If you have access to deriving from the Page class, then you can override
protected virtual void RaisePostBackEvent(IPostBackEventHandler sourceControl, string eventArgument);
in order to know which control will get their IPOstBackEventHandler.RaisePostBackEvent method called. This happens directly before the event is raised.
If you can't do that, you'll have to kinda poke at the form name/value collection.
If the control used __doPostBack to postback, then __EVENTTARGET will have the UniqueID of the cause of the event.
Otherwise, you'll have to cycle the names in the collections, call Page.FindControl on those names, and see if any implement IPostBackEventHandler. That would indicate a control using normal form submit.
The problem with snooping the request variables is that these things aren't guarenteed to stay the same across versions of the framework. They may change the mechanism in the future.

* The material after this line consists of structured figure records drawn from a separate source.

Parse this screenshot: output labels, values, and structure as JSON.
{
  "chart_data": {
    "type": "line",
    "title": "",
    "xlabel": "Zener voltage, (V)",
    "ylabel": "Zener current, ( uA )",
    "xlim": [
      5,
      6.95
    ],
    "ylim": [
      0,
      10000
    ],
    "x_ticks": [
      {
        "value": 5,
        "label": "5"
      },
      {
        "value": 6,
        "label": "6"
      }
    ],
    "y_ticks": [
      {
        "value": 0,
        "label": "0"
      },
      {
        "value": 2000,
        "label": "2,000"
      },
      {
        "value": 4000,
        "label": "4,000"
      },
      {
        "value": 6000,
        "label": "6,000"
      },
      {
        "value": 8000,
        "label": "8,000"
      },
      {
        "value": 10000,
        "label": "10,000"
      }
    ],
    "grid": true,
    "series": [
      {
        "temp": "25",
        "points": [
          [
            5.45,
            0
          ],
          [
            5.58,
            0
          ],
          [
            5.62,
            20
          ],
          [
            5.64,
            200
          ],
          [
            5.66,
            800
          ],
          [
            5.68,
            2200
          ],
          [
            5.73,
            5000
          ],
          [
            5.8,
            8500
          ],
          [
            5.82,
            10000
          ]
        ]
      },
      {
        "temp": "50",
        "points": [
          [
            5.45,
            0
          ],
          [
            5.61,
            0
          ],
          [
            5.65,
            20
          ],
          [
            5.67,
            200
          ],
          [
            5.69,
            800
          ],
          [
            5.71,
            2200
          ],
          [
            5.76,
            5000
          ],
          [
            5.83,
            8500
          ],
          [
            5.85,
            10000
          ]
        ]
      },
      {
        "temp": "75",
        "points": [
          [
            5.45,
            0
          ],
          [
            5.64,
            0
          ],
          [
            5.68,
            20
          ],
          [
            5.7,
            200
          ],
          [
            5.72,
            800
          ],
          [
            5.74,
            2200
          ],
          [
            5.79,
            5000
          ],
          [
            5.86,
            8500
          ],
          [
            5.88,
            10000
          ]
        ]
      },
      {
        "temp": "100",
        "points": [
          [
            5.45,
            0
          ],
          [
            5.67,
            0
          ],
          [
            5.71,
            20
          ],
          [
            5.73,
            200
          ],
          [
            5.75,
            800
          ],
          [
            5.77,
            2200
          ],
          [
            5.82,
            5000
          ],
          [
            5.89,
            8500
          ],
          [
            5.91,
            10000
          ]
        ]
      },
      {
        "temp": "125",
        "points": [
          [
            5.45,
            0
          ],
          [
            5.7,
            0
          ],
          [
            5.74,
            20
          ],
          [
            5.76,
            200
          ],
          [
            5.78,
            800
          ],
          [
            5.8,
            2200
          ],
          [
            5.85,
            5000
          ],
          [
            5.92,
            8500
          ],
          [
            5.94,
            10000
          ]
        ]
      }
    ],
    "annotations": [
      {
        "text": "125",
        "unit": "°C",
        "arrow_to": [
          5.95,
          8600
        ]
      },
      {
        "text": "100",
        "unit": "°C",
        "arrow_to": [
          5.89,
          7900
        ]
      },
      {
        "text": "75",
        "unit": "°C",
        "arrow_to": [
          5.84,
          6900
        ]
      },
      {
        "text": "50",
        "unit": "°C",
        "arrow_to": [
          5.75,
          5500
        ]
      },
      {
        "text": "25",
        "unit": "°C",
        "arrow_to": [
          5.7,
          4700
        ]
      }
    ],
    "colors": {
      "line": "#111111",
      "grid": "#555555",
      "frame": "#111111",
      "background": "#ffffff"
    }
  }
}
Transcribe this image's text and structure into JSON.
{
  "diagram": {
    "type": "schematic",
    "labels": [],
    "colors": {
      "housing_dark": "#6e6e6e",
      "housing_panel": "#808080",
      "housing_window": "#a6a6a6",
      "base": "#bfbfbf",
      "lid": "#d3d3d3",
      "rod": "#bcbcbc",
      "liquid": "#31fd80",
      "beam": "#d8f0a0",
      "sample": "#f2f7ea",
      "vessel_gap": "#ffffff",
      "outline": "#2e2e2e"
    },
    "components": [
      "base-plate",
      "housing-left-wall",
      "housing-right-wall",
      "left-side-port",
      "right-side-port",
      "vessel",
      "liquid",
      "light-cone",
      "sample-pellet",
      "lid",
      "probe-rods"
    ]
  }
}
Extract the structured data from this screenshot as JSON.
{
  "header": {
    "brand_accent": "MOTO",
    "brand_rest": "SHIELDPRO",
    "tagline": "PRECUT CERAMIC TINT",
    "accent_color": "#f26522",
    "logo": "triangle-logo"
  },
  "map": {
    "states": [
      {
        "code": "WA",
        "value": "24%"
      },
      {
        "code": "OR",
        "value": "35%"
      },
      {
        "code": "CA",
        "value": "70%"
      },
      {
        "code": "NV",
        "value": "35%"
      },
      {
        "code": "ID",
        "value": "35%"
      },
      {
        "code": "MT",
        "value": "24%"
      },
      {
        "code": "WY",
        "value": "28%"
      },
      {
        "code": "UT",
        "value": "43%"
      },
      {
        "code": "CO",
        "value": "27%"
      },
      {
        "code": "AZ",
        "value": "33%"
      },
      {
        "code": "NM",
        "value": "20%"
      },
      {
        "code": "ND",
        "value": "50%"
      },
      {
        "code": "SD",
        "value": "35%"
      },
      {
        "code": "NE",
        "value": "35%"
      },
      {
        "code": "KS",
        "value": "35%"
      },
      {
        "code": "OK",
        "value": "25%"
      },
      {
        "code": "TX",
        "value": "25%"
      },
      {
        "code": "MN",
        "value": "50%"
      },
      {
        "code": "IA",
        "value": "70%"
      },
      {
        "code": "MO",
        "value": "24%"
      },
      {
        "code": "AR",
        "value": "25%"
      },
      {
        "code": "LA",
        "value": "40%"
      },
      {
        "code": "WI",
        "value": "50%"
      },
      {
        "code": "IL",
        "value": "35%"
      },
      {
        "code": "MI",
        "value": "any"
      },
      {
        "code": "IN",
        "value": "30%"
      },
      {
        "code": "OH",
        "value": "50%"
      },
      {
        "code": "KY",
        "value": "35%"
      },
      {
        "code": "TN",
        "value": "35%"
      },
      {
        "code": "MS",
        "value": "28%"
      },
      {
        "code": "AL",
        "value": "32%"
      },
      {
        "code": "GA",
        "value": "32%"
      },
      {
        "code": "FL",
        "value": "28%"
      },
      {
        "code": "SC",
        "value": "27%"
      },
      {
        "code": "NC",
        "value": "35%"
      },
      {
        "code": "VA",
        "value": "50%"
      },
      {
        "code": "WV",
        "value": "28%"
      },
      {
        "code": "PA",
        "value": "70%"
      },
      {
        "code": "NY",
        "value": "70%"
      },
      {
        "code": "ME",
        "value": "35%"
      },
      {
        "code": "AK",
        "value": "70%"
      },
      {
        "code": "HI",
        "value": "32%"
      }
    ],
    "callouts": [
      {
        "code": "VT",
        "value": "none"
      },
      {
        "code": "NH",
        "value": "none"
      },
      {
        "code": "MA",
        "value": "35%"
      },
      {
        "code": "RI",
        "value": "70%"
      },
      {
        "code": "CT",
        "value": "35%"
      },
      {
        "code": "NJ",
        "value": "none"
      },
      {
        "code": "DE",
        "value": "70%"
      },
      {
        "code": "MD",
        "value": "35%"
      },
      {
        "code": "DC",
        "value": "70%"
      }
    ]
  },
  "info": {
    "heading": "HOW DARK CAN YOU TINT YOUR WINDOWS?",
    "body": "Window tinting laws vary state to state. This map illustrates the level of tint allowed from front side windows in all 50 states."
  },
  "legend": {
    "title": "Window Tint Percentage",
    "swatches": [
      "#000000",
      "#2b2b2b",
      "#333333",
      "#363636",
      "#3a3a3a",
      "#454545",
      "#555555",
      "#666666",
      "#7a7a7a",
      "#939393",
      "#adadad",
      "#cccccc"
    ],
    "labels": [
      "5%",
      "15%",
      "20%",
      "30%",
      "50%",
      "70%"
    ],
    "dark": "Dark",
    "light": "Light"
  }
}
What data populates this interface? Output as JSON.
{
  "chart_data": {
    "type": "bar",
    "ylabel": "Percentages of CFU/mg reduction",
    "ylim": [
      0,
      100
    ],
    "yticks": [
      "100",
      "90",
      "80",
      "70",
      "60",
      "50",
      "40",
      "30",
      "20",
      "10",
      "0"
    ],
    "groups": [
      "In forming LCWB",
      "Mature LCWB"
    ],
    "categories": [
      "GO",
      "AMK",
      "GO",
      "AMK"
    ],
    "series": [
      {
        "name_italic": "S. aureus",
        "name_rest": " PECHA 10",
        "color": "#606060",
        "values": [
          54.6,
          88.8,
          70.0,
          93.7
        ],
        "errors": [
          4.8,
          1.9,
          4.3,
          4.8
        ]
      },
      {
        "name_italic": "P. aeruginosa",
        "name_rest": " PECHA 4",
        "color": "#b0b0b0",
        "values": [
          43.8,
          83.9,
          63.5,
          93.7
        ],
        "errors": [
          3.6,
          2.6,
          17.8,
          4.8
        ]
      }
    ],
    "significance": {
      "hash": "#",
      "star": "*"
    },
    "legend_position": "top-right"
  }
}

And now we get to the "Enter pressed" issue. Here's the deal with that... When the user presses enter while in, say, a textbox... most browsers cause a submit. With some page configurations, the browser will just kinda choose a button which it decides will the button "clicked". Sometimes it doesn't, and just posts the data without adding a "target" button. In the case of it adding a target button, the above ways of determining the button will work. However, if the browser decides that no button will be the target, then as far as asp.net is concerned, NO control caused the postback, and no IPostBackEventHandler.RaisePostBackEvent will be invoked. In this case, there is no way to know which textbox the user was in at the time or the intent of the user.
This is the reason I created my
DefaultButtons control. To make sure that some button, and in fact the "correct" one, will be considered the postback button.